Let's be clear: Justice Alito has not reserved the contempt that drips from the pages of this leaked draft for abortion rights. His 2020 dissent in Bostock similarly mocked at self-indulgent length the court majority's conclusion that LGBTQ+ people are protected under our federal employment nondiscrimination law. He has had company in dissenting angrily from the other recent decisions affirming our rights, and he joined Justice Thomas's eyebrow-raising "statement" when the court rejected Kim Davis's petition for review, in which these two invited more cases giving the court opportunities to revisit and reverse Obergefell v. Hodges, our marriage equality victory.

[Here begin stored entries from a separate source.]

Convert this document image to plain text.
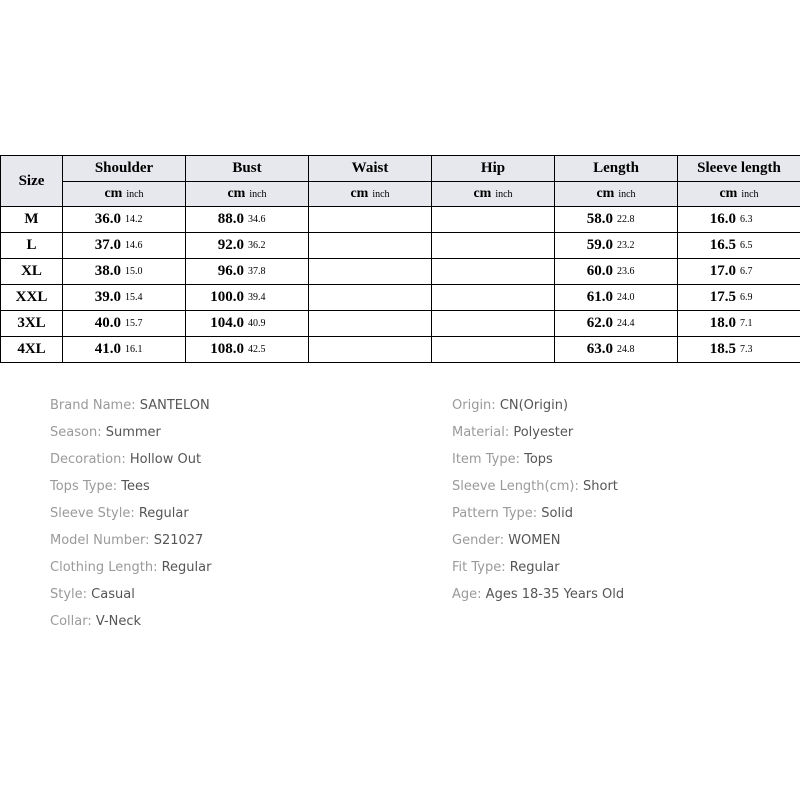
Size	Shoulder	Bust	Waist	Hip	Length	Sleeve length

	cm inch	cm inch	cm inch	cm inch	cm inch	cm inch

M	36.0 14.2	88.0 34.6			58.0 22.8	16.0 6.3

L	37.0 14.6	92.0 36.2			59.0 23.2	16.5 6.5

XL	38.0 15.0	96.0 37.8			60.0 23.6	17.0 6.7

XXL	39.0 15.4	100.0 39.4			61.0 24.0	17.5 6.9

3XL	40.0 15.7	104.0 40.9			62.0 24.4	18.0 7.1

4XL	41.0 16.1	108.0 42.5			63.0 24.8	18.5 7.3
Brand Name: SANTELON
Season: Summer
Decoration: Hollow Out
Tops Type: Tees
Sleeve Style: Regular
Model Number: S21027
Clothing Length: Regular
Style: Casual
Collar: V-Neck
Origin: CN(Origin)
Material: Polyester
Item Type: Tops
Sleeve Length(cm): Short
Pattern Type: Solid
Gender: WOMEN
Fit Type: Regular
Age: Ages 18-35 Years Old
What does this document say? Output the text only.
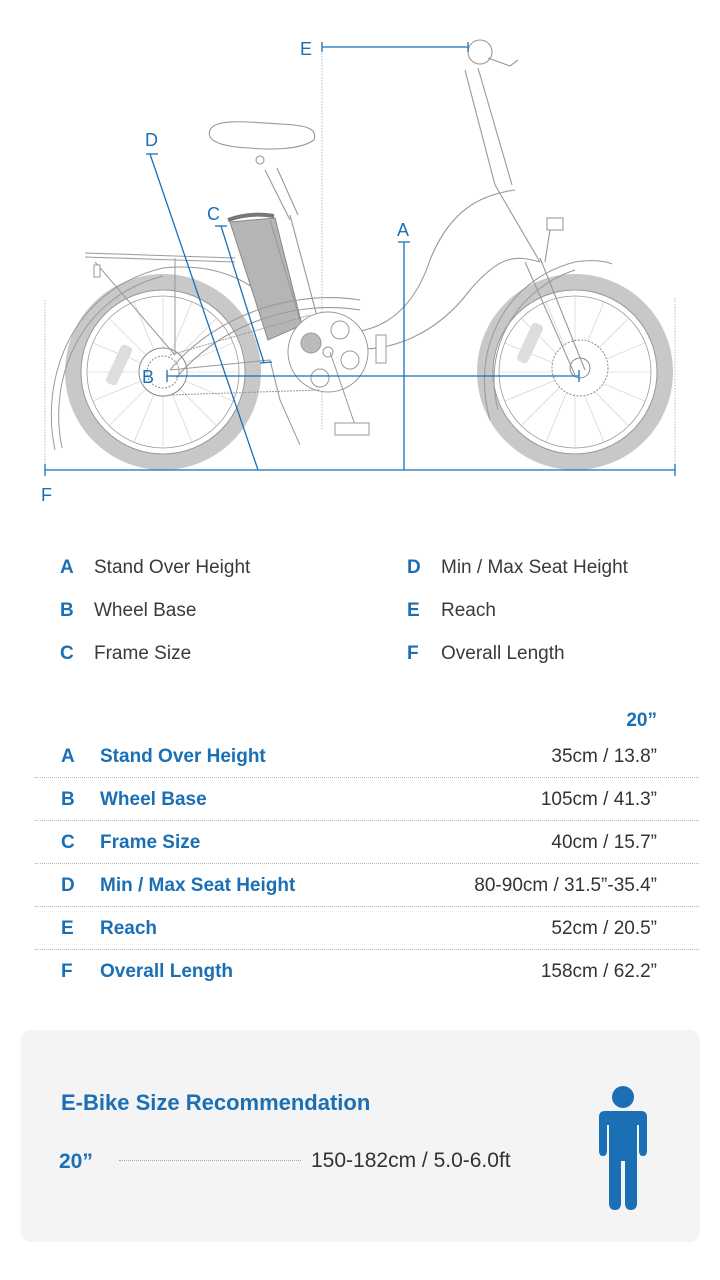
E
D
C
A
B
F
A Stand Over Height
B Wheel Base
C Frame Size
D Min / Max Seat Height
E Reach
F Overall Length
20”
A Stand Over Height	35cm / 13.8”
B Wheel Base	105cm / 41.3”
C Frame Size	40cm / 15.7”
D Min / Max Seat Height	80-90cm / 31.5”-35.4”
E Reach	52cm / 20.5”
F Overall Length	158cm / 62.2”
E-Bike Size Recommendation
20”	150-182cm / 5.0-6.0ft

If this leaked draft is indeed the final, contemptuous dismissal of the body of law that has had profoundly liberating effects for generations of American women and others needing sexual and reproductive freedom, the dire consequences for all of those other rights are not foreordained. But anyone who assumes those rights remain secure needs to open their eyes. The approach Justice Alito used to rebuke Roe v. Wade could easily be used to remove federal constitutional protection from most of what shapes our modern lives as women and LGBTQ+ people. It is our responses as individuals and as a movement that ultimately will determine whether or not we wake up in a country resembling Gilead of The Handmaid's Tale.
Jennifer C. Pizer is senior counsel and director of strategic initiatives at Lambda Legal.